By Jim Cossler
YOUNGSTOWN, Ohio – You can learn a lot by walking your dogs.
When we first moved to Aurora almost 19 years ago, it became my daily habit to take our dogs on long, early morning walks through our suburban neighborhood.
Despite the pre-dawn hour, there was always someone else who had gone through the neighborhood before us. And that someone was the Cleveland Plain Dealer delivery vehicle, which had deposited that day’s edition in a plastic sleeve at the base of almost every driveway we passed. Yes, there was one on almost every single driveway.
Fast forward to our walk this morning. I counted only three houses with a Plain Dealer delivery. Just three. And, yes, that is a fully accurate number because I knew I would begin writing this column when I returned home from our walk.
Now it could be that all the print subscribers to the PD, through the intervening years, switched over to paid online readers. Which is the way I choose to consume news. But I know for a fact that is not the case.
And while my dogs have yet to offer an opinion, data show that something terribly troubling is happening. Local news, and in particular local daily newspapers, are collapsing at an astonishing rate. And the consequences of the same will be devastating.
The demise of local newspapers began in the 1950s with the arrival of television stations. The impact was not too significant because many people were just not satisfied with as little as 15 minutes of local news reporting that television provided. They wanted more. But while newspaper circulation continued to grow slightly in the 1950s because of population growth, market share began to drop as a result of television.
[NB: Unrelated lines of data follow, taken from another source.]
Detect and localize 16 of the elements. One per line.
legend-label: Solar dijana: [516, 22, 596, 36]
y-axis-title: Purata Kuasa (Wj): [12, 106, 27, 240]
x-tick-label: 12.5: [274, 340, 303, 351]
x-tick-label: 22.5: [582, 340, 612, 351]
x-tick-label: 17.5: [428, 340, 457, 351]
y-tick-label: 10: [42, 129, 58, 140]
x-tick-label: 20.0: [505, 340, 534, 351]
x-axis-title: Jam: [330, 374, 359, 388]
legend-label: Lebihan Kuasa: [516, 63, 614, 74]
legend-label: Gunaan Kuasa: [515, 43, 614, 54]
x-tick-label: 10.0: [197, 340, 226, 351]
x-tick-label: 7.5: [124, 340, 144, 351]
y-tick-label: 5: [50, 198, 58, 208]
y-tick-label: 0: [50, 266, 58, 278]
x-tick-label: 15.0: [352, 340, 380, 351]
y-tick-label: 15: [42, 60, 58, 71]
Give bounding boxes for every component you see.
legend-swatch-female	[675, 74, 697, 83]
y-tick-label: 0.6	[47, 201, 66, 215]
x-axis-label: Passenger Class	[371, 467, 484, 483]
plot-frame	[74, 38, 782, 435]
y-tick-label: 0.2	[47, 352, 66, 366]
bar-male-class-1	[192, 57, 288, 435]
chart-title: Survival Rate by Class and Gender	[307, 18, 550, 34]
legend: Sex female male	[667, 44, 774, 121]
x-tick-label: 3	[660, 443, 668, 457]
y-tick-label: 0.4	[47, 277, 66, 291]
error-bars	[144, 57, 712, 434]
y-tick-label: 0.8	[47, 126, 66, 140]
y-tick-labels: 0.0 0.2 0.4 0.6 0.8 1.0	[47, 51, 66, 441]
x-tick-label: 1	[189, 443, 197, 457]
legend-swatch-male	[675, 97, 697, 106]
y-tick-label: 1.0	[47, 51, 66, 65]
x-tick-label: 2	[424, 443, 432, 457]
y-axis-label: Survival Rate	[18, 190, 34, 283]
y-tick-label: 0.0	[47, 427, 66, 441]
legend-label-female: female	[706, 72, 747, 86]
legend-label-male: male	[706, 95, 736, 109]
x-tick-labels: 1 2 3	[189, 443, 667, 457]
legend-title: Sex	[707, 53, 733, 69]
What spelled the death knell for local newspapers was the arrival of the Internet in the 1990s and its explosive growth beginning in the early 2000s. Nowhere was that damage seen more than in the enormous loss of newspaper classified advertising revenue for jobs, services, vehicles and real estate postings to online sites like Craigslist.
Classified advertising accounted for as much as 70% of total revenue for local newspapers. Suddenly it was being siphoned away by online competition.
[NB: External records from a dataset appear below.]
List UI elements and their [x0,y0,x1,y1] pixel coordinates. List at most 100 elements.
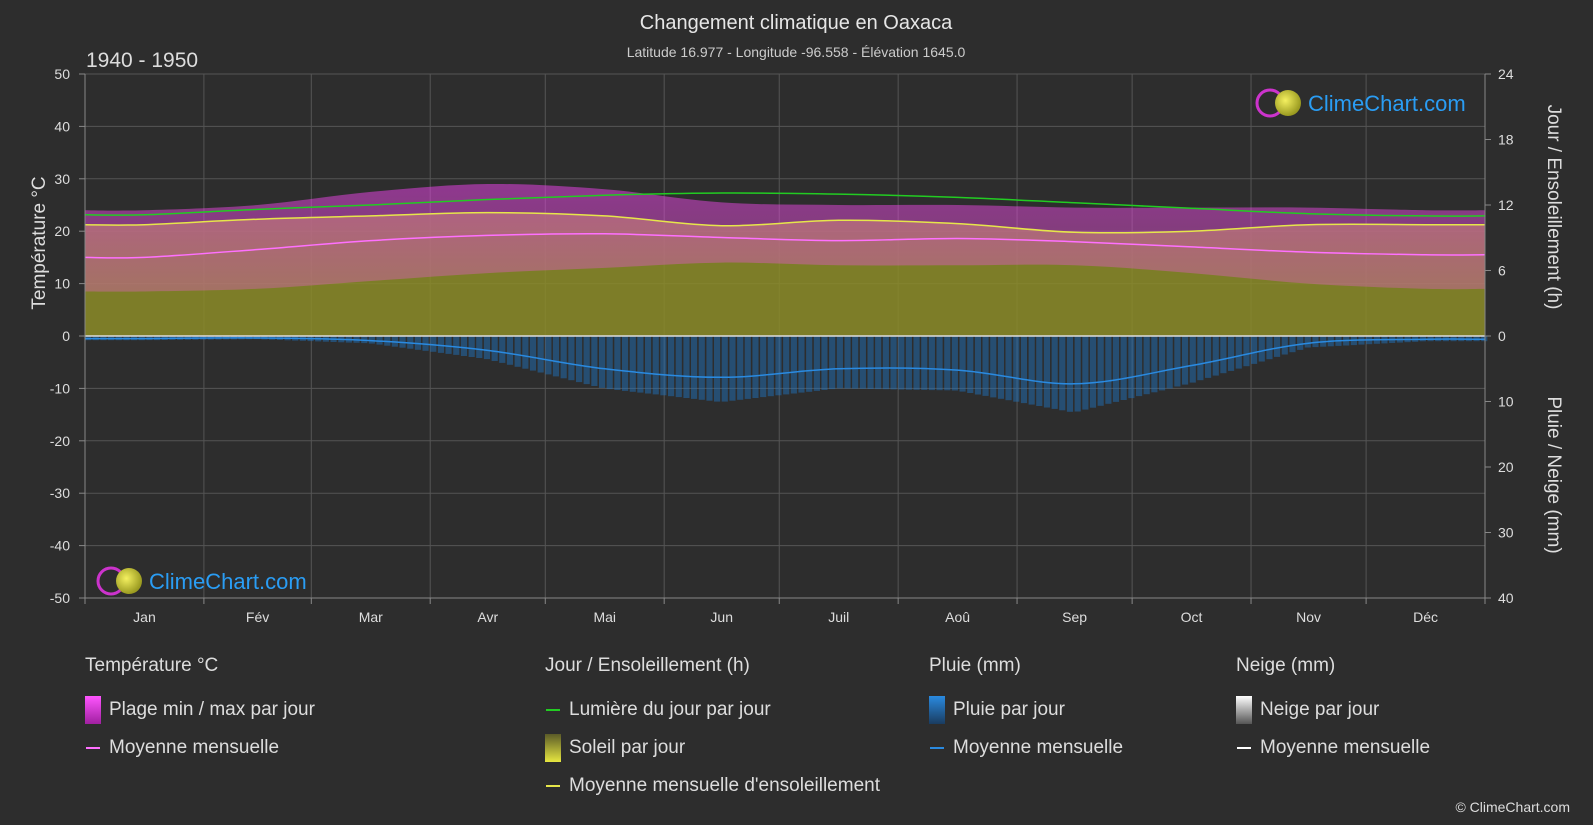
legend-heading: Jour / Ensoleillement (h) [545,655,750,676]
rain-bar [1151,336,1158,393]
legend-item: Neige par jour [1236,691,1430,729]
right-axis-top-label: Jour / Ensoleillement (h) [1543,105,1564,310]
rain-bar [376,336,383,345]
watermark-text: ClimeChart.com [1308,91,1466,116]
rain-bar [583,336,590,385]
rain-bar [1159,336,1166,391]
rain-bar [430,336,437,352]
legend-item: Moyenne mensuelle [1236,729,1430,767]
rain-mean-swatch [930,747,944,749]
rain-bar [1136,336,1143,397]
rain-bar [890,336,897,390]
watermark-bottom: ClimeChart.com [96,566,307,596]
rain-bar [1028,336,1035,405]
rain-bar [721,336,728,402]
legend-sun: Jour / Ensoleillement (h) Lumière du jou… [545,655,880,805]
legend-label: Plage min / max par jour [109,699,315,720]
rain-bar [599,336,606,388]
month-label: Fév [246,609,269,625]
legend-snow: Neige (mm) Neige par jour Moyenne mensue… [1236,655,1430,767]
rain-bar [652,336,659,395]
rain-bar [1059,336,1066,411]
rain-bar [974,336,982,395]
rain-bar [1297,336,1304,350]
rain-bar [921,336,928,390]
period-label: 1940 - 1950 [86,49,198,72]
temp-band-swatch [85,696,101,724]
rain-bar [660,336,667,396]
rain-bar [606,336,613,390]
legend-label: Moyenne mensuelle [109,737,280,758]
rain-bar [798,336,805,393]
rain-bar [614,336,621,390]
rain-bar [591,336,598,386]
rain-bar [1228,336,1235,371]
rain-bar [1005,336,1012,401]
logo-sun-icon [116,568,142,594]
rain-bar [1304,336,1311,348]
right-tick-label: 18 [1498,132,1514,148]
rain-bar [514,336,521,367]
legend-rain: Pluie (mm) Pluie par jour Moyenne mensue… [929,655,1123,767]
rain-bar [1105,336,1112,404]
rain-bar [905,336,912,390]
left-tick-label: 40 [54,118,70,134]
month-label: Nov [1296,609,1321,625]
rain-bar [537,336,544,373]
rain-bar [1074,336,1081,412]
month-label: Avr [477,609,498,625]
rain-bar [445,336,452,354]
month-label: Mar [359,609,383,625]
right-tick-label: 0 [1498,328,1506,344]
rain-bar [875,336,882,390]
rain-bar [422,336,429,351]
data-layer [84,183,1488,412]
rain-bar [752,336,759,398]
rain-bar [859,336,866,389]
left-tick-label: 50 [54,66,70,82]
legend-label: Pluie par jour [953,699,1065,720]
legend-label: Lumière du jour par jour [569,699,771,720]
temperature-mean-line [84,232,1486,259]
rain-bar [836,336,843,389]
rain-bar [637,336,644,393]
month-label: Mai [593,609,616,625]
rain-bar [767,336,774,397]
climate-chart: Changement climatique en Oaxaca Latitude… [29,12,1564,625]
rain-bar [898,336,905,390]
rain-bar [1235,336,1242,369]
rain-bar [522,336,529,369]
copyright: © ClimeChart.com [1455,799,1570,815]
legend-label: Moyenne mensuelle d'ensoleillement [569,775,880,796]
rain-bar [1143,336,1150,395]
right-tick-label: 12 [1498,197,1514,213]
rain-bar [829,336,836,390]
rain-bar [1289,336,1296,353]
month-label: Aoû [945,609,970,625]
rain-bar [944,336,951,391]
month-label: Juil [828,609,849,625]
rain-bar [645,336,652,394]
rain-bar [476,336,483,358]
sunshine-swatch [545,734,561,762]
legend-temperature: Température °C Plage min / max par jour … [85,655,315,767]
rain-swatch [929,696,945,724]
month-label: Sep [1062,609,1087,625]
rain-bar [368,336,375,344]
legend-heading: Pluie (mm) [929,655,1021,676]
rain-mean-line [84,337,1486,385]
rain-bar [714,336,721,402]
right-tick-label: 20 [1498,459,1514,475]
legend-item: Moyenne mensuelle [85,729,315,767]
rain-bar [882,336,889,390]
month-label: Déc [1413,609,1438,625]
rain-bar [706,336,713,401]
month-label: Jun [710,609,733,625]
axes: 50 40 30 20 10 0 -10 -20 -30 -40 -50 24 18 12 6 0 10 20 30… [50,66,1514,625]
temperature-band [85,183,1485,292]
sunshine-mean-swatch [546,785,560,787]
rain-bar [491,336,498,361]
legend-label: Neige par jour [1260,699,1380,720]
legend-item: Pluie par jour [929,691,1123,729]
rain-bar [1251,336,1258,364]
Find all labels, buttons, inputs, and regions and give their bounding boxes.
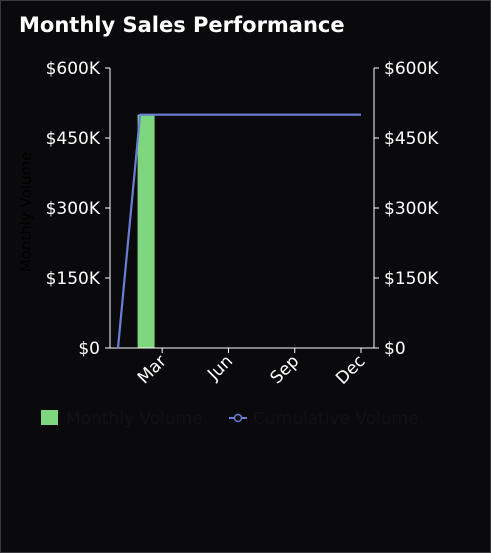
y-tick-label-right: $450K <box>384 129 439 149</box>
bar-feb <box>137 114 155 349</box>
y-tick-label-right: $300K <box>384 199 439 219</box>
legend-label-cumulative-volume: Cumulative Volume <box>253 409 419 429</box>
y-axis-label: Monthly Volume <box>17 152 35 273</box>
legend-swatch-monthly-volume <box>41 410 58 425</box>
chart-title: Monthly Sales Performance <box>19 13 345 37</box>
x-tick-label: Mar <box>134 351 171 388</box>
cumulative-line <box>116 113 361 349</box>
x-tick-label: Dec <box>332 351 369 388</box>
y-tick-label-left: $450K <box>46 129 101 149</box>
x-tick-label: Sep <box>266 351 303 388</box>
y-tick-label-left: $150K <box>46 269 101 289</box>
x-tick-label: Jun <box>203 351 237 385</box>
y-tick-label-left: $300K <box>46 199 101 219</box>
y-tick-label-right: $0 <box>384 339 406 359</box>
y-tick-label-right: $150K <box>384 269 439 289</box>
legend-label-monthly-volume: Monthly Volume <box>66 409 203 429</box>
legend-marker-cumulative-volume <box>233 413 243 423</box>
y-tick-label-left: $0 <box>78 339 100 359</box>
y-tick-label-left: $600K <box>46 59 101 79</box>
y-tick-label-right: $600K <box>384 59 439 79</box>
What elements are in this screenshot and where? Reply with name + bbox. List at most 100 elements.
Research has shown that Craigslist alone cost the newspaper industry $5.4 billion in lost revenue just from 2000 to 2007.
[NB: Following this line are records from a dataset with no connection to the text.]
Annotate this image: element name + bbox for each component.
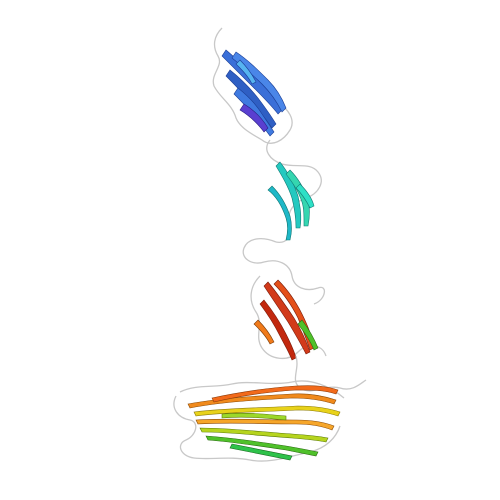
strand-bottom-5 (205, 435, 319, 457)
strand-middle-3 (259, 299, 297, 361)
domain-middle (250, 275, 327, 361)
strand-middle-4 (253, 319, 275, 345)
coil-top (212, 27, 293, 144)
domain-bottom (173, 380, 345, 462)
strand-middle-2 (273, 279, 315, 351)
strand-bottom-7 (211, 385, 339, 403)
strand-bottom-1 (187, 393, 337, 409)
strand-upper-4 (295, 183, 315, 209)
strand-middle-1 (263, 281, 311, 355)
strand-bottom-8 (221, 412, 287, 421)
strand-bottom-2 (193, 405, 341, 417)
strand-upper-3 (267, 185, 292, 241)
domain-upper (266, 139, 322, 243)
strand-bottom-4 (199, 427, 329, 443)
strand-bottom-3 (195, 418, 335, 431)
strand-top-6 (235, 59, 257, 85)
domain-top (212, 27, 293, 144)
coil-linker (242, 237, 325, 305)
strand-top-5 (239, 103, 269, 133)
coil-bottom-2 (179, 380, 345, 399)
strand-bottom-6 (229, 443, 293, 461)
strand-middle-5 (297, 319, 319, 351)
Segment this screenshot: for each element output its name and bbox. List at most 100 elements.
But retail and business advertisers began fleeing newspapers as well because they could not deliver the targeted advertising that their online competitors could. If an advertiser’s target market is 18- to 35-year-old women, that demographic would make up a certain part of a newspaper’s readership.
But the newspaper advertising model would have you pay for all the other readers as well. Online advertising models allow you to pay just for the demographic characteristics of the target market you want. So why pay for newspaper reader “eyeballs” that will never become a customer?
Clearly the traditional model of the daily print newspaper is dying. The dramatic loss of advertising to more efficient and effective online rivals, the steep decline in paid subscribers and the additional cost burden of expensive union contracts, printing presses, newsprint, delivery vehicles, and physical overhead that is absent in online media, is simply unsustainable.
But local news is just too critically important to let slip away. Local reporters are our eyes and ears. They are our watchdogs. They are present where and when we cannot be. At meetings of city councils, county commissioners, school boards, planning boards and zoning committees. All of which affect you on a personal level. And they keep our elected officials honest.
If a mayor gives a $2 million no-bid, sweetheart contract to his brother, how would you know about it if not from a reporter?
Research has shown that inadequate local news coverage has been tied to increased political and civic corruption, less competitive elections, lower voter turnout, weaker municipal finances and a dominance of party-line politicians. None of which serves any of us well.
Now may be the time to declare local news coverage an essential public good and provide public funding for it. We have done so for our libraries, the repositories of information. Why can’t we do the same for newspapers, the distributors of information?
The Brookings Institution, a highly regarded national public policy think tank, is calling for exactly this type of public funding for local journalism. A tax deduction for subscriptions. Tax offsets for eligible production expenditures. And a new tax code for newspapers to operate as nonprofits in the public interest.
I am totally onboard with that. What about you?